See pictures and read more on materiallyspeaking.com

Celebrated figurative sculptor Daphné Du Barry speaks seven languages and modelled for Salvador Dali in her 20s. She discusses her bronzes, her love of learning and her faith.

Born in Holland, Daphné studied at Munich University and afterwards, at McGill in Canada. Later she enrolled at the Sorbonne in Paris to study modern literature. She had a brief career as a chanteuse in Paris and then became an artist.

She studied drawing with the Hungarian master Akos Szabo, then in Florence she learnt from Marcello Tommasi, one of the great masters of classical figurative sculpture.

Daphné met her husband Jean-Claude Du Barry, an art critic, at the home of Salvador Dali in Spain and it was love at first sight.

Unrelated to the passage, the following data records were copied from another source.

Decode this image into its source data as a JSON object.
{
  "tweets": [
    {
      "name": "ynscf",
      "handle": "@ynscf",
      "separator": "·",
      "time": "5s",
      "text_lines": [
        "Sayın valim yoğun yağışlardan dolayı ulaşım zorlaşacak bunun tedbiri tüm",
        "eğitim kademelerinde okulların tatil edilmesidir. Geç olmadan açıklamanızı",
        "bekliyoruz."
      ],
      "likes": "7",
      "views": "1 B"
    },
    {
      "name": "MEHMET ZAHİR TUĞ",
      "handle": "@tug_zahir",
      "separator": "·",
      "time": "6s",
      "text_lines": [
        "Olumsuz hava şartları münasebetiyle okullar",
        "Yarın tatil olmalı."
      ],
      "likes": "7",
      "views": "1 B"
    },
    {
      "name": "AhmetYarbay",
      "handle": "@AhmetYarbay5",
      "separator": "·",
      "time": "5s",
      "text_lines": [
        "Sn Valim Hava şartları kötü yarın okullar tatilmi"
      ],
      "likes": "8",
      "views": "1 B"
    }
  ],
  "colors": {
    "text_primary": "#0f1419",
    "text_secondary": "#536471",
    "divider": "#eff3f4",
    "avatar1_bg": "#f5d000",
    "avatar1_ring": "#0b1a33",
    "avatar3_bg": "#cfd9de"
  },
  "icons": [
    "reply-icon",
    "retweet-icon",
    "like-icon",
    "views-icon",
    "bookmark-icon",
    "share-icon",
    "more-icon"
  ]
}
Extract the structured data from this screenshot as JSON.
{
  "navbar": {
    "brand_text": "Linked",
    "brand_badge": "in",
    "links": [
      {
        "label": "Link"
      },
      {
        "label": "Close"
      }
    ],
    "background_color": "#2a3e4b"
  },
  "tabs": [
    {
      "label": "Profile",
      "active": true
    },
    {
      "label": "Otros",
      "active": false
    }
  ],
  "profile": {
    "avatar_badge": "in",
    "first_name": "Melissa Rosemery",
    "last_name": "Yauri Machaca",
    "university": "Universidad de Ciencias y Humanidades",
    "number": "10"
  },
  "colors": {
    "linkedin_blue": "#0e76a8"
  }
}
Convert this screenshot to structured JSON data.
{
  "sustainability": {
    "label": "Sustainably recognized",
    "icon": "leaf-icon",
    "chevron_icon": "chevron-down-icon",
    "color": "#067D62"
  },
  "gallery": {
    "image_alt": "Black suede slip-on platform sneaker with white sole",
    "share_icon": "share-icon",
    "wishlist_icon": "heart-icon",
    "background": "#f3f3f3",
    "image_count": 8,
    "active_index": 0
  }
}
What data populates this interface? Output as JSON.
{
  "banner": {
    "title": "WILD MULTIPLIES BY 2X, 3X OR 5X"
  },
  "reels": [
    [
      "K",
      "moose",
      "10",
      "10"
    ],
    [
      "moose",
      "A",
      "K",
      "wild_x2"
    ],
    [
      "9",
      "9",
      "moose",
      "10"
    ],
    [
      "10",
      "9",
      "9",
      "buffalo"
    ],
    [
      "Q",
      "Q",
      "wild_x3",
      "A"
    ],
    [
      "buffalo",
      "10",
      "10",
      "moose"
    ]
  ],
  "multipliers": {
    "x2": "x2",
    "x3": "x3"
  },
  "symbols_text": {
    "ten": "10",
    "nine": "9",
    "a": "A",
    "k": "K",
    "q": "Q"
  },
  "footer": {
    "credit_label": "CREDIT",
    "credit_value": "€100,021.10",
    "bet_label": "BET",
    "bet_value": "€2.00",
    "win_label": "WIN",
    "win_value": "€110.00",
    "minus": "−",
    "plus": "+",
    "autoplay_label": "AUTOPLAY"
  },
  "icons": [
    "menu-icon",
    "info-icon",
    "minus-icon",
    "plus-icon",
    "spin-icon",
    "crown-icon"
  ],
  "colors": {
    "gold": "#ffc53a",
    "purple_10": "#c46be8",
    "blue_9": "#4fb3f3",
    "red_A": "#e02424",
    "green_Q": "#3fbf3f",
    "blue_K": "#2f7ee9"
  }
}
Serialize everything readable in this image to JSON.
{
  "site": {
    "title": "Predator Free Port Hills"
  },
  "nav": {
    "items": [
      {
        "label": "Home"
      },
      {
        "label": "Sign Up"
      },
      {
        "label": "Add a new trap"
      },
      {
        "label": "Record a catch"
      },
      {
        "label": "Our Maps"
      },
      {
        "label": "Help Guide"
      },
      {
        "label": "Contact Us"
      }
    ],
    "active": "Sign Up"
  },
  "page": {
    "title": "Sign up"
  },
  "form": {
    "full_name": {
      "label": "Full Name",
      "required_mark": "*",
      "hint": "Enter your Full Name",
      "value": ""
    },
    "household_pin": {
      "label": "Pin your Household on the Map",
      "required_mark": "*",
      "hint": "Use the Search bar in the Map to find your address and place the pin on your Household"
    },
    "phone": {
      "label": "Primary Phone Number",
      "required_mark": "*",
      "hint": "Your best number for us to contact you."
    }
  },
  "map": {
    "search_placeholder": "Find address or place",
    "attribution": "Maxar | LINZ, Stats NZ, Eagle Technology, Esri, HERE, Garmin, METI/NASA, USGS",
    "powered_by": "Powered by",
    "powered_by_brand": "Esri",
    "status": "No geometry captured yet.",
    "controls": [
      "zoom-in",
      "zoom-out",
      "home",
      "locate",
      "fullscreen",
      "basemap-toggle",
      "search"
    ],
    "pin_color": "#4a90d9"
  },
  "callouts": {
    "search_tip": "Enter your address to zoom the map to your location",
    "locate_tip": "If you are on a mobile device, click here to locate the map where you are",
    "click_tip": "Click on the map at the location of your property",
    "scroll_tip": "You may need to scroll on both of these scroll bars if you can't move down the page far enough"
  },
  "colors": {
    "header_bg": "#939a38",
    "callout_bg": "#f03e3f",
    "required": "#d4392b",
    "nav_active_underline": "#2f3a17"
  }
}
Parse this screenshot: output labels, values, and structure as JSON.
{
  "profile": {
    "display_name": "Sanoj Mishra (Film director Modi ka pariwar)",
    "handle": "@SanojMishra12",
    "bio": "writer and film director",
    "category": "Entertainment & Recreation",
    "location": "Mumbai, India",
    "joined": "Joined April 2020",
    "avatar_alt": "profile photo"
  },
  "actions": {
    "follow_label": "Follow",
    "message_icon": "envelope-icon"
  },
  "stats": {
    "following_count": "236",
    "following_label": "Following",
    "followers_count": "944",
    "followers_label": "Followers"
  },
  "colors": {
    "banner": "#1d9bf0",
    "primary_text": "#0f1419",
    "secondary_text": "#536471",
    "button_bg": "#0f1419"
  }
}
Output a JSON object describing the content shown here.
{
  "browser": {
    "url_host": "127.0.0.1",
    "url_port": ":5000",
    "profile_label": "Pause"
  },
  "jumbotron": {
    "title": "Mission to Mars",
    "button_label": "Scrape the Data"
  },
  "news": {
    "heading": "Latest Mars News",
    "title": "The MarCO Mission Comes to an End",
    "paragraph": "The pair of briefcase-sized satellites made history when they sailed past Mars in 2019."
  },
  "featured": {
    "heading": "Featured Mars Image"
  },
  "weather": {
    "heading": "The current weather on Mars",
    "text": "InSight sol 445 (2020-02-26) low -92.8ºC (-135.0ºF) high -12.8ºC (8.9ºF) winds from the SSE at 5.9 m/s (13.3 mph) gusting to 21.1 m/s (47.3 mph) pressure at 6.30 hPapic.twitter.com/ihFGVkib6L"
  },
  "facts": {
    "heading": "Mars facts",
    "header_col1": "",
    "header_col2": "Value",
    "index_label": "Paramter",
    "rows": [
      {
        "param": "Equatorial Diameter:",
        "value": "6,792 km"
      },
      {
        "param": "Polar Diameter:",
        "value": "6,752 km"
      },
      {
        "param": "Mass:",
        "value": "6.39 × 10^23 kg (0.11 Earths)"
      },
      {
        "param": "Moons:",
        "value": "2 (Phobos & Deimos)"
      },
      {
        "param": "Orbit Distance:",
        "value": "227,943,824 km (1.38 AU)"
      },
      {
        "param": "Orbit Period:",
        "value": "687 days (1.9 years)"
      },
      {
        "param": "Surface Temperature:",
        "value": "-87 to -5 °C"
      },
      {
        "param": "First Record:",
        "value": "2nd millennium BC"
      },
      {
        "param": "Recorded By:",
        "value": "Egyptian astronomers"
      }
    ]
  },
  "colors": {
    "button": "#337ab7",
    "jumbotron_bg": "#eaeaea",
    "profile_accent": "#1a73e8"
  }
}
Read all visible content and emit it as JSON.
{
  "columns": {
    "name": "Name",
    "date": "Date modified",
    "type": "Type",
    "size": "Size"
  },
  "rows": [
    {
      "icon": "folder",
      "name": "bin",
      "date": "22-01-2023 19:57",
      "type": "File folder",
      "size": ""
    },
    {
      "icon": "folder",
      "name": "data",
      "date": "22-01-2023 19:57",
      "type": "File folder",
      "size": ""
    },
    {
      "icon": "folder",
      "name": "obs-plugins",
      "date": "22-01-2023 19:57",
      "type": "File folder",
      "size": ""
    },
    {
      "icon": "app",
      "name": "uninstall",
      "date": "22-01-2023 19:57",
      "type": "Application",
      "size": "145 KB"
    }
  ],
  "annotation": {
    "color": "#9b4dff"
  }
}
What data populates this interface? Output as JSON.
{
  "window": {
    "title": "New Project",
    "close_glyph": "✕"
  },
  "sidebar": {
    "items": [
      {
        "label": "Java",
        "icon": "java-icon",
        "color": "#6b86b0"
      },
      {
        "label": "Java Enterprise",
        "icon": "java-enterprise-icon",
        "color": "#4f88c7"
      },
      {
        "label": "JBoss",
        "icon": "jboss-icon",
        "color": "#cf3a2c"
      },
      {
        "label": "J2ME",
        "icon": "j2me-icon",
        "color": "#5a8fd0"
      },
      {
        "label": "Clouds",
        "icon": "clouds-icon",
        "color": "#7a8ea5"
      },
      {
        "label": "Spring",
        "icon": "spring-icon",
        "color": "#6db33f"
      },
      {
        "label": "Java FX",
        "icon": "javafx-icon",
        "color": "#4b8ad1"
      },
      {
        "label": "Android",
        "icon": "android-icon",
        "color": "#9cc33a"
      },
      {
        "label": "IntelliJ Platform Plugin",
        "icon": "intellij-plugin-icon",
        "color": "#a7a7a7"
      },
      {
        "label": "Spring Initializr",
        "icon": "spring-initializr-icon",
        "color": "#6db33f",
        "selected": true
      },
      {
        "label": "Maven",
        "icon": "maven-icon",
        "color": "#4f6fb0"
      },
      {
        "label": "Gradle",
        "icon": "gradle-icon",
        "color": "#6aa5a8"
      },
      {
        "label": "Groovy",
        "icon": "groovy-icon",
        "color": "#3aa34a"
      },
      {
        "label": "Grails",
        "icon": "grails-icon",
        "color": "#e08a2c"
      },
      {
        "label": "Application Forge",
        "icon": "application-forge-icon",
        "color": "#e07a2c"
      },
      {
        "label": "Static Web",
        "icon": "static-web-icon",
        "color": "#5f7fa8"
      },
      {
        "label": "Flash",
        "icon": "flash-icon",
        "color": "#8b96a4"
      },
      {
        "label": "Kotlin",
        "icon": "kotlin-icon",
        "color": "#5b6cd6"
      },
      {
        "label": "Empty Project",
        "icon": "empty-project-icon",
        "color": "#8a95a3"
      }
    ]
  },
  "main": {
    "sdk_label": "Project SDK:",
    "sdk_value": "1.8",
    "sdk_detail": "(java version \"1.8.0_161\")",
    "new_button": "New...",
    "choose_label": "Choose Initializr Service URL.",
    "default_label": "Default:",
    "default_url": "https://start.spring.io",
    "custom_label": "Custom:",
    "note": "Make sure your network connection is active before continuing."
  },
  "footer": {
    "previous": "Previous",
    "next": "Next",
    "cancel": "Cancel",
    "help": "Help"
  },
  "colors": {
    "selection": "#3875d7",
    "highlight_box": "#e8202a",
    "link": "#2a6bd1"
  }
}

She tells us of his influence on her and how she values observation and continuing to learn all our lives. ‘Sometimes’, she says, ‘we look but we don’t see’.

Her first huge monument was The Baptism of Clovis by St. Remi, in Rheims, France in 1996. It was during the making of this statue of the first catholic king of France that she met Pope John Paul II, which changed her life.

D’Artagnan in Gascony, captain of the musketeers, was created with her husband’s memory in mind, a project he would have loved her to realise.